The process for contributor to provide their information and consent.
- The contributor will receive an email informing them that they have been identified as a contributor.
- Create a FSA ID on StudentAid.gov if they do not already have one.
- Review the information about complete their section of the FAFSA; and
- Provide the required personal information and financial information and consent and approval on the student's FAFSA. If the contributor does not provide consent and approval to have their FTI transferred into FAFSA, the student will not be eligible for federal student aid.
How You Can Prepare
- Watch for emails from the U.S. Department of Education to ensure you don't miss any important updates.

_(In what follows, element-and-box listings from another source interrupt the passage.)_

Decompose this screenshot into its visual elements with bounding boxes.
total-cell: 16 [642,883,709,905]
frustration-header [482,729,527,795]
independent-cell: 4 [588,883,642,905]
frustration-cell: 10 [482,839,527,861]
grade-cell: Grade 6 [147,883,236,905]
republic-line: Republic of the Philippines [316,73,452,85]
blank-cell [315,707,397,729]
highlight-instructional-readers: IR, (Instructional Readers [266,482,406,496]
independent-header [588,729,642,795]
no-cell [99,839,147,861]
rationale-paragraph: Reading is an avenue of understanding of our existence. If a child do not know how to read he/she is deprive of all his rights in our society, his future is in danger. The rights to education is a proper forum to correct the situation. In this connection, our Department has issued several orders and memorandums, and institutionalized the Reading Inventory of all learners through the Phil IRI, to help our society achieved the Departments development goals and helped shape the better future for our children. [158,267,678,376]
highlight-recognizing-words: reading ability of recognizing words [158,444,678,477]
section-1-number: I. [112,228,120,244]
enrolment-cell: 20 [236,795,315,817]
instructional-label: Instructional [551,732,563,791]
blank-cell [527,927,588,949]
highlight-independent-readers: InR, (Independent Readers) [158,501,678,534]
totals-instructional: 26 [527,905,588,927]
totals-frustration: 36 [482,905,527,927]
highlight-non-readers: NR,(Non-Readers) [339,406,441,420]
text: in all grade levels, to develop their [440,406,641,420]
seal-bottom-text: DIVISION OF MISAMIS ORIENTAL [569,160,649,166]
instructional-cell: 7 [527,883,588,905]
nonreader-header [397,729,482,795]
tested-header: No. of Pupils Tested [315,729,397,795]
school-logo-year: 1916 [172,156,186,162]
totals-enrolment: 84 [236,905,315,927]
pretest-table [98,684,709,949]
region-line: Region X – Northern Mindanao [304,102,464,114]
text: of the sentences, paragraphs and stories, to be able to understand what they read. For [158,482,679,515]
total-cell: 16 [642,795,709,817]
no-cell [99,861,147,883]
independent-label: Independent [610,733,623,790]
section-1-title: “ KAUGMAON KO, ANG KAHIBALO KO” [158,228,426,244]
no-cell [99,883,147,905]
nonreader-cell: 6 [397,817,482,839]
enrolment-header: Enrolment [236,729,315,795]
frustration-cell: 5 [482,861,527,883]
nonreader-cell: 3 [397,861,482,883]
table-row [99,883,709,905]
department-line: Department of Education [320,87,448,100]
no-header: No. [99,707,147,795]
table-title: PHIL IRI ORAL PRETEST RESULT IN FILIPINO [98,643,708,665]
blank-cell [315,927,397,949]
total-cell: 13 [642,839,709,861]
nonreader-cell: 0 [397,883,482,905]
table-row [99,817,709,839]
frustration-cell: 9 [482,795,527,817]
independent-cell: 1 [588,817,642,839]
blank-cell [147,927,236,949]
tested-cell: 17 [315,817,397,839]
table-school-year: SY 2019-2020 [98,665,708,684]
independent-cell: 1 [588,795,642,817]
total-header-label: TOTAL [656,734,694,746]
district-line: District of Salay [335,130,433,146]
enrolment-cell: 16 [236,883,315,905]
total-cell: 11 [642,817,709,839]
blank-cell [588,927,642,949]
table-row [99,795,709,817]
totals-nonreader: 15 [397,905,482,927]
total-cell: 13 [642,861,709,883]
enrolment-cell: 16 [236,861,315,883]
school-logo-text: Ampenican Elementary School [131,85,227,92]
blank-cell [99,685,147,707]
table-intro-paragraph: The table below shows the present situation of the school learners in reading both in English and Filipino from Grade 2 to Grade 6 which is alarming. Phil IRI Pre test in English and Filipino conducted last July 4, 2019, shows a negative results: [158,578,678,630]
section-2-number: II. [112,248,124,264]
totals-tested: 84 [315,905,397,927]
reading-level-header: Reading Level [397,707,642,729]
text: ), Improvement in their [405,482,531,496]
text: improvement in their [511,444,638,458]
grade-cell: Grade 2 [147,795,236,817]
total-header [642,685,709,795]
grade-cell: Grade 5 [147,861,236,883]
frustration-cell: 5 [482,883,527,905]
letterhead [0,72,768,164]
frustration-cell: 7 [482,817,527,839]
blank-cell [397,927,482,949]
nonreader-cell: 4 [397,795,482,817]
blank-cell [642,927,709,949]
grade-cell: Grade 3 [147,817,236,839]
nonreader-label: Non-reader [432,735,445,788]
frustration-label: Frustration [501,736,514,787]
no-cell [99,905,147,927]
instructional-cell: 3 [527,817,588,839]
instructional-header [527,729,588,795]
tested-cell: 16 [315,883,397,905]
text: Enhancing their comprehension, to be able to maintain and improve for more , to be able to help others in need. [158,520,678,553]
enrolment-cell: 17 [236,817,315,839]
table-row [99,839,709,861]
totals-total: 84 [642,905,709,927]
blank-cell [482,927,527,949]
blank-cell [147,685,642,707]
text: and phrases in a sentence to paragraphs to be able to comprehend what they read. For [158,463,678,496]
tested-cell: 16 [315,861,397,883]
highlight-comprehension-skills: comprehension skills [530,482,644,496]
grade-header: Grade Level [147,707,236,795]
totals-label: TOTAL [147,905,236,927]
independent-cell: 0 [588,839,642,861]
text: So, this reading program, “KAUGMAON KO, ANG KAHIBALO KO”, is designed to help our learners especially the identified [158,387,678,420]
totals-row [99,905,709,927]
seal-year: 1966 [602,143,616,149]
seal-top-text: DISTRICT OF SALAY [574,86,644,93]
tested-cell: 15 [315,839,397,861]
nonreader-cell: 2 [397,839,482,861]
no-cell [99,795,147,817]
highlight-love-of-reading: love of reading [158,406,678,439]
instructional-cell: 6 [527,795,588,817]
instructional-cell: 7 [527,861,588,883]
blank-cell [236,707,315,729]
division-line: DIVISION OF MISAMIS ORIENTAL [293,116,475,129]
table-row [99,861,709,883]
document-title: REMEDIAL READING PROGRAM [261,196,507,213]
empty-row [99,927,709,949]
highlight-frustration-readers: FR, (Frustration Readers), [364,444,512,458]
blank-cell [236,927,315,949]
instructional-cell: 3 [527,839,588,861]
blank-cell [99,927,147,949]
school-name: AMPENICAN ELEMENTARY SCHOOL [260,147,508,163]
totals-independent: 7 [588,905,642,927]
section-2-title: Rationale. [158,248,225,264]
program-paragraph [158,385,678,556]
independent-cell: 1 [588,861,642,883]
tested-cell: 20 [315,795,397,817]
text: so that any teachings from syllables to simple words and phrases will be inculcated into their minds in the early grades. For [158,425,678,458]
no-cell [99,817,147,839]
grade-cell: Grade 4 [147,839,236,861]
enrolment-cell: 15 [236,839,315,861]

- Opt in to SMS (text) messages by logging in to your StudentAid.gov account to receive up-to-date notifications and information.
- Follow Federal Student Aid on X (Twitter), Instagram, and Facebook for announcement and resources.
- Ensuring you and your contributor(s) have a Federal Student Aid ID (FSA ID). If you previously completed a FAFSA, you already have an FSA ID and do not need to create a new one. That is the same for your parent if they signed your FAFSA. If you are a new student completing the FAFSA for the first time for 2024-2025 or if your contributor(s) does not have an FSA ID, you may create an account on StudentAid.gov.